**CELL 1: Imports**

In [1]:
import numpy as np
import pandas as pd
import matplotlib.pyplot as plt
from sklearn.metrics import mean_absolute_error, mean_squared_error


**CELL 2: Load CSVs (LOCAL)**

In [7]:
y_true_xgb = pd.read_csv("outputs/y_test_xgb.csv").iloc[:, 0].values
xgb_pred   = pd.read_csv("outputs/xgb_predictions.csv").iloc[:, 0].values

y_true_lstm = pd.read_csv("outputs/y_test_lstm.csv").iloc[:, 0].values
lstm_pred   = pd.read_csv("outputs/lstm_predictions.csv").iloc[:, 0].values

**CELL 3: Align Lengths**

In [8]:
min_len = min(len(y_true_xgb), len(y_true_lstm))

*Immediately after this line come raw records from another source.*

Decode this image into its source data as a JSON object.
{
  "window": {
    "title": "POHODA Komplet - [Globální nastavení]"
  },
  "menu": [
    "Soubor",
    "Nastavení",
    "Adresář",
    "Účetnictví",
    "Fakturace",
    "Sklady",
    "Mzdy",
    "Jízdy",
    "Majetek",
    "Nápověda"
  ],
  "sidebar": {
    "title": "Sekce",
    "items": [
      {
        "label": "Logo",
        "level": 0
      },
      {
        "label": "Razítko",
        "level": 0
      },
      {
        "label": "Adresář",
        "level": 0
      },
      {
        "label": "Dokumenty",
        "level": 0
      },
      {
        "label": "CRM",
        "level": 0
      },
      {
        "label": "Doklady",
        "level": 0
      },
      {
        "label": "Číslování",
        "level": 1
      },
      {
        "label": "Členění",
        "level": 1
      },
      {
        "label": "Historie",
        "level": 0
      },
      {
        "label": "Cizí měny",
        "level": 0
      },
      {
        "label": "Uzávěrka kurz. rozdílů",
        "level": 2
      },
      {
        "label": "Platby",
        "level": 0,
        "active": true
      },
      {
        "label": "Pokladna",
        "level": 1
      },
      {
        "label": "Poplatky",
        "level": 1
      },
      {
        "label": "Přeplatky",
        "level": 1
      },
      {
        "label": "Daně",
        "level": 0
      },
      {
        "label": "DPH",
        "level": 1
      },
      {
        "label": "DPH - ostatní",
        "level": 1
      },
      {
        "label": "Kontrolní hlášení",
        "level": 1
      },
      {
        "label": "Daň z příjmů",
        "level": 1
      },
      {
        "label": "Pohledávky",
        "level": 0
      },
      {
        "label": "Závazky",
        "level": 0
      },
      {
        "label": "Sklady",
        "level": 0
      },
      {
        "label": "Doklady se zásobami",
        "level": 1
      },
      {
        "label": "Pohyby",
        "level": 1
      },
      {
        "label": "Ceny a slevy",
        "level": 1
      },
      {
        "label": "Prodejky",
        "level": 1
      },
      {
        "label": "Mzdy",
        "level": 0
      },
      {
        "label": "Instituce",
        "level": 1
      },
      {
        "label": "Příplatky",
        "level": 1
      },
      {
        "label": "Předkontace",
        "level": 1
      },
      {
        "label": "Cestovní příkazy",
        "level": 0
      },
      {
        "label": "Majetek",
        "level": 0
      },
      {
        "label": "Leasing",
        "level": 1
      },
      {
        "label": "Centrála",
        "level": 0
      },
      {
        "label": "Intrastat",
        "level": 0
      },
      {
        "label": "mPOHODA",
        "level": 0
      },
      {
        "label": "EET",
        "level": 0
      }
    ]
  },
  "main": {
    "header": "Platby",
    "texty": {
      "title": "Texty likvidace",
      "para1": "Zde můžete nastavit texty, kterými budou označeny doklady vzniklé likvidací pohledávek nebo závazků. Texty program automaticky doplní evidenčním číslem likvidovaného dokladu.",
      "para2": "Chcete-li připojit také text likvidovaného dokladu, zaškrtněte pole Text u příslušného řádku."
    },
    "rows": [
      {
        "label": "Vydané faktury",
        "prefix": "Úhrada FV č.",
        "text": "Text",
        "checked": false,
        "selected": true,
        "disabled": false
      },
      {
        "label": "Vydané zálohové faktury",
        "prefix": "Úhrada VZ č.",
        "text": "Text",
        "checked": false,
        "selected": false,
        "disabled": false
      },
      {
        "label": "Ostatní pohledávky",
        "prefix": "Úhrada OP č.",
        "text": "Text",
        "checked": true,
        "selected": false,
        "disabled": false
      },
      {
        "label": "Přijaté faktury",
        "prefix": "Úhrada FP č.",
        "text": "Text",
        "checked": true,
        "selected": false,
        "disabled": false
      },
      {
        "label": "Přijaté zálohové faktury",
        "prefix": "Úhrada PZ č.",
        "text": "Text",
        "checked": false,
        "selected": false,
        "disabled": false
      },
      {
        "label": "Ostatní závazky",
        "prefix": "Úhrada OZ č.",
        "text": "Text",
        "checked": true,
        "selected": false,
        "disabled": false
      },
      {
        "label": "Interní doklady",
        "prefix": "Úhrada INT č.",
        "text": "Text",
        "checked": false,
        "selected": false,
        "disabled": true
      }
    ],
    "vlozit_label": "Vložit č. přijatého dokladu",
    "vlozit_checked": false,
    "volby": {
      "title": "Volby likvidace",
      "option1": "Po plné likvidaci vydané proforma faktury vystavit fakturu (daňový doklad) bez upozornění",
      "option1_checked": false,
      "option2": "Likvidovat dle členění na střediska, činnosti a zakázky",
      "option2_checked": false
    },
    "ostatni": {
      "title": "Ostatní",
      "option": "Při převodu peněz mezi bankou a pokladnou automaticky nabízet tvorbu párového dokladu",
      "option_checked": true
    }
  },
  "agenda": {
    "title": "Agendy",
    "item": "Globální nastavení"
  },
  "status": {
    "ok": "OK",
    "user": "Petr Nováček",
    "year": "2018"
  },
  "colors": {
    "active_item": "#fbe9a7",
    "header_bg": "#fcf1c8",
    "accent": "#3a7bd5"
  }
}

y_true = y_true_xgb[:min_len]
xgb_pred = xgb_pred[:min_len]
lstm_pred = lstm_pred[:min_len]


**CELL 4: Evaluation Function**

In [10]:

def evaluate(y_true, y_pred):
    mae = mean_absolute_error(y_true, y_pred)
    rmse = np.sqrt(mean_squared_error(y_true, y_pred))
    return mae, rmse


**CELL 5: Evaluate Models**

In [12]:
xgb_mae, xgb_rmse = evaluate(y_true, xgb_pred)
lstm_mae, lstm_rmse = evaluate(y_true, lstm_pred)

print(f"XGBoost → MAE: {xgb_mae:.3f}, RMSE: {xgb_rmse:.3f}")
print(f"LSTM     → MAE: {lstm_mae:.3f}, RMSE: {lstm_rmse:.3f}")


XGBoost → MAE: 0.877, RMSE: 2.417
LSTM     → MAE: 23.363, RMSE: 55.561


**CELL 6: Comparison Table**

In [14]:
results = pd.DataFrame({
    "Model": ["XGBoost", "LSTM"],
    "MAE": [xgb_mae, lstm_mae],
    "RMSE": [xgb_rmse, lstm_rmse]
})

results


Unnamed: 0,Model,MAE,RMSE
0,XGBoost,0.87729,2.4165
1,LSTM,23.362868,55.561087


### Model Evaluation Summary

- XGBoost achieved significantly lower MAE and RMSE compared to LSTM.
- Tree-based models effectively captured nonlinear relationships using engineered features.
- LSTM underperformed due to reliance on raw sequential data without exogenous inputs.
- Based on accuracy and stability, XGBoost was selected as the production model.